Proporremo anche una gestione del verde pubblico attraverso la quale il cittadino, mediante un’applicazione gratuita sul telefono, può segnalare il tipo di patrimonio arboreo o lo stato di salute dello stesso per eventuali interventi di manutenzione da parte all’amministrazione comunale. Istituiremo un Regolamento del verde – prosegue Baglivo – che dovrà contenere norme sulla progettazione, l’attuazione e la manutenzione del verde. Sarà fondamentale incrementare la manutenzione del patrimonio arboreo attraverso la cura dello stesso, coinvolgendo anche il cittadino nel partecipare attivamente, supportato dai mezzi messi a disposizione dall’ente comunale”.

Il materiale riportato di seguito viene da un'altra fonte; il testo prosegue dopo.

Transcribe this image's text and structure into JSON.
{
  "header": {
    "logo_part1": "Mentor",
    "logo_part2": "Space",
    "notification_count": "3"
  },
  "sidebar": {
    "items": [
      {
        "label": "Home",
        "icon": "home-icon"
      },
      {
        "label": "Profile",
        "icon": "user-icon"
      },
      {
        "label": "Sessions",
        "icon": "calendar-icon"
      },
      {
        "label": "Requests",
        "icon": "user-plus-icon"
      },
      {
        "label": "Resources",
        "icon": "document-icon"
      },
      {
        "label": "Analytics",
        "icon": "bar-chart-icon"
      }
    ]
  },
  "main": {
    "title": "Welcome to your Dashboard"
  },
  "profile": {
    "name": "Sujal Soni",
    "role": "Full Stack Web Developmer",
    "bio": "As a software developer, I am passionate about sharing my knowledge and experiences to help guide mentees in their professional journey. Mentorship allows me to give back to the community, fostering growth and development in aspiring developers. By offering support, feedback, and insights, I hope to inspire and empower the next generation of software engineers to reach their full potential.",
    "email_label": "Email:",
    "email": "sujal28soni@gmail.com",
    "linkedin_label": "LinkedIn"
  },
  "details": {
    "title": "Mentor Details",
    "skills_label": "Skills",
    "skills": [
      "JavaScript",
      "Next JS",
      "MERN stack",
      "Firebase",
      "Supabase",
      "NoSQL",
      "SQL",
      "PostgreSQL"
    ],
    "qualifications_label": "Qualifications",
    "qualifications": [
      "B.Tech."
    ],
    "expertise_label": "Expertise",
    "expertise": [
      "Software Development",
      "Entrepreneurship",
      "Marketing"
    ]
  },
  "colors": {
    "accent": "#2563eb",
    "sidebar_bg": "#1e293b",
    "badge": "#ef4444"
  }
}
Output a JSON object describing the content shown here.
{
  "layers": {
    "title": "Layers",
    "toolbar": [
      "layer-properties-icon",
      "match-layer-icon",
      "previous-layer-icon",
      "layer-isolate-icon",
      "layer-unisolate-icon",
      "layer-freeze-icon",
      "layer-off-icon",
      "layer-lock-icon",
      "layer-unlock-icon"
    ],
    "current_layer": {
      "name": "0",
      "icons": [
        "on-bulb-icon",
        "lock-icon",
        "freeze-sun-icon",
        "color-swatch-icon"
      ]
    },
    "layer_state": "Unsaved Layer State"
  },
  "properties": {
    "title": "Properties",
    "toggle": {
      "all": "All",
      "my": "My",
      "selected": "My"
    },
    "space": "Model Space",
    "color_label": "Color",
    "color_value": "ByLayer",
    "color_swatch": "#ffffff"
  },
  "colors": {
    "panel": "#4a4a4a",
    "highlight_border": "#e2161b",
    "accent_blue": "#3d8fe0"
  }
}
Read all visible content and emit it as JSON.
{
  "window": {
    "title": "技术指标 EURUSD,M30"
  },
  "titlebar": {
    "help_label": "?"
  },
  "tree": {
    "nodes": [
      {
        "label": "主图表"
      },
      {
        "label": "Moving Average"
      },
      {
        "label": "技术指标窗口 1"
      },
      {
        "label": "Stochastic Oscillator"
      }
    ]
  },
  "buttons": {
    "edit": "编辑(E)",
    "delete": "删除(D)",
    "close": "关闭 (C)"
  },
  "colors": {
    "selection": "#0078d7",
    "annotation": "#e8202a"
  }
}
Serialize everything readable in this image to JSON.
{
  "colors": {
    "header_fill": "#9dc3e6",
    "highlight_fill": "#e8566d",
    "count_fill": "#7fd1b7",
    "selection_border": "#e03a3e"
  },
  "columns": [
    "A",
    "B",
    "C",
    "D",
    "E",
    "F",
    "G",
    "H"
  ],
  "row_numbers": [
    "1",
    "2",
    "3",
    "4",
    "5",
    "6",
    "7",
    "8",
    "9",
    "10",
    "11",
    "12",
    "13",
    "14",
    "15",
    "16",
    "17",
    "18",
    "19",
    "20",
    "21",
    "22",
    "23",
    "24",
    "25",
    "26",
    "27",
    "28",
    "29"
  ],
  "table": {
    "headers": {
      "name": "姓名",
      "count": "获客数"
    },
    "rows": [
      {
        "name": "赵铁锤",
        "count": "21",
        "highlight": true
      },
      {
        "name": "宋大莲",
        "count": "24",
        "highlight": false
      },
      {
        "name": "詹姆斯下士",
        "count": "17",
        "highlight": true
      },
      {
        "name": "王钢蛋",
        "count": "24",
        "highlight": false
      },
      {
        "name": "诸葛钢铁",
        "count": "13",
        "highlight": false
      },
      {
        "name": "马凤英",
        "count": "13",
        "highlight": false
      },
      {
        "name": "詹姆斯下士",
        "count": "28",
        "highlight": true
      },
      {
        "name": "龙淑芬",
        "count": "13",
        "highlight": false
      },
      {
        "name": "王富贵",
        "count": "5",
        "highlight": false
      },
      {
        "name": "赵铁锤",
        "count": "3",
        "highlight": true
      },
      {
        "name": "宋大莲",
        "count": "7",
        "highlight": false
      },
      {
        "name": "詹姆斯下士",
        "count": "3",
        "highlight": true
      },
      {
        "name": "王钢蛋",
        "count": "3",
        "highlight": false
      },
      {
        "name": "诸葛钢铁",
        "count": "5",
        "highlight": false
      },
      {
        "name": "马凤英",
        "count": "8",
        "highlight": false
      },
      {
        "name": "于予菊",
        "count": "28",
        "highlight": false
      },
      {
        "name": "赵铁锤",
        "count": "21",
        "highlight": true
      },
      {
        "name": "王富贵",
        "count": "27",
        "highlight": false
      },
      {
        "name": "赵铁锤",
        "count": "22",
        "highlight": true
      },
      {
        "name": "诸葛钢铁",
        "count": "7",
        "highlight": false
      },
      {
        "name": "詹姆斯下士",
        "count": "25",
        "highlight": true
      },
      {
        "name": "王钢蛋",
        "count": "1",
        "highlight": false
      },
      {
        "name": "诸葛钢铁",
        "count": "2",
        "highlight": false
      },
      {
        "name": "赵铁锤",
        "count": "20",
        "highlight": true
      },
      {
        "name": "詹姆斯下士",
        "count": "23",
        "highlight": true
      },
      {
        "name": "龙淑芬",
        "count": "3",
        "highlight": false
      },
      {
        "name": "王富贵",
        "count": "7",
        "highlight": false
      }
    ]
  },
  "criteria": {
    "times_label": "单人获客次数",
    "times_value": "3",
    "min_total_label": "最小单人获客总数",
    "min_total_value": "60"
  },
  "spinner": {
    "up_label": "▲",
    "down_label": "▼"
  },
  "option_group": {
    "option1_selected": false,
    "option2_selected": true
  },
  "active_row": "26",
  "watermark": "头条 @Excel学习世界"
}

“Questo grande progetto – afferma – riguarda anche la riqualificazione del verde diffuso, partendo dal rispetto della normativa ‘un albero per ogni nato’ e dalla promozione di una cultura ambientale nelle scuole. Il nostro intento è quello di preservare il territorio attraverso pratiche sostenibili sia in campo rurale che sociale. Ogni spazio verde, nuovo o già esistente, deve essere considerato parte integrante di tutto il verde cittadino, concorrendo a una omogenea connessione fra edifici e spazi esterni. Infine, occorre fermare il consumo di suolo – conclude il candidato sindaco pentastellato – per salvaguardare il territorio e limitare l’abbandono dei terreni, favorendo l’utilizzo di quelli comunali per la creazione di orti sociali da concedere in comodato d’uso con appositi bandi a privati, cooperative, associazioni.